By BBC Music Magazine

Published: Tuesday, 19 December 2023 at 17:35 PM


Read on for our guide to the life and music of the Czech composer Antonín Dvořák, creator of some of the masterful and meloduc music of the late 19th century.

Who was Dvořák?

Antonín Dvořák is one of the most important composers of the 19th century – and also one of the easiest to love.

Why is Dvořák a great composer?

His importance lies partly in the way he synthesised the folk music of his native Bohemia and neighbouring Moravia (now Czech Republic) with classical music, arriving at a very successful late Romantic style with vivid folk inflections and rhythms.
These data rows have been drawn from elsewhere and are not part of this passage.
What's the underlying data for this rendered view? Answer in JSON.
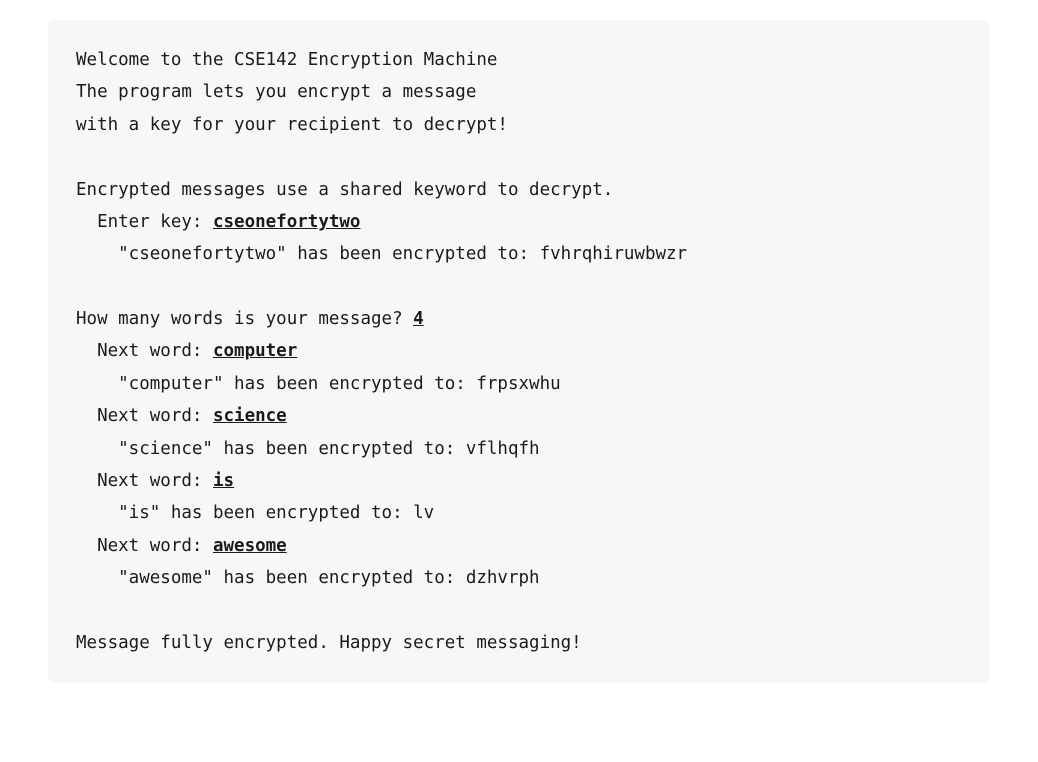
{
  "intro": {
    "line1": "Welcome to the CSE142 Encryption Machine",
    "line2": "The program lets you encrypt a message",
    "line3": "with a key for your recipient to decrypt!"
  },
  "keySection": {
    "prompt": "Encrypted messages use a shared keyword to decrypt.",
    "enterKeyLabel": "  Enter key: ",
    "keyInput": "cseonefortytwo",
    "keyResultPrefix": "    \"cseonefortytwo\" has been encrypted to: ",
    "keyResultValue": "fvhrqhiruwbwzr"
  },
  "wordsSection": {
    "countPrompt": "How many words is your message? ",
    "countInput": "4",
    "words": [
      {
        "label": "  Next word: ",
        "input": "computer",
        "resultLine": "    \"computer\" has been encrypted to: frpsxwhu"
      },
      {
        "label": "  Next word: ",
        "input": "science",
        "resultLine": "    \"science\" has been encrypted to: vflhqfh"
      },
      {
        "label": "  Next word: ",
        "input": "is",
        "resultLine": "    \"is\" has been encrypted to: lv"
      },
      {
        "label": "  Next word: ",
        "input": "awesome",
        "resultLine": "    \"awesome\" has been encrypted to: dzhvrph"
      }
    ]
  },
  "footer": "Message fully encrypted. Happy secret messaging!"
}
In this way, Dvořák belongs at the centre of that flowering of 19th-century classical music with strongly national roots – just as, for example, Sibelius music draws on the myths and legends of his native Finland, or the music of Musorgsky, Rimsky-Korsakov, Balakirev and others has a pungently Russian soundworld, operating at a remove from the separate Western classical tradition.

But another huge part of the draw of Dvořák is the sheer melodic joy of his writing, whether for full orchestra, string quartet, solo voice or many other combinations. Listen, to, for example, the first five minutes of Dvořák’s Eighth Symphony and you hear a composer simply bursting with melodic and rhythmic ideas.

The classical tradition is heard in a rich and vital form; the birdsong of Dvořák’s beloved Bohemian woods and fields is evoked; and the result is one of the most exciting and atmospheric few minutes in the whole of classical music. Dvořák’s closest musical contemporaries were Brahms and Tchaikovsky, and music like this stands should to shoulder with the great works of those two.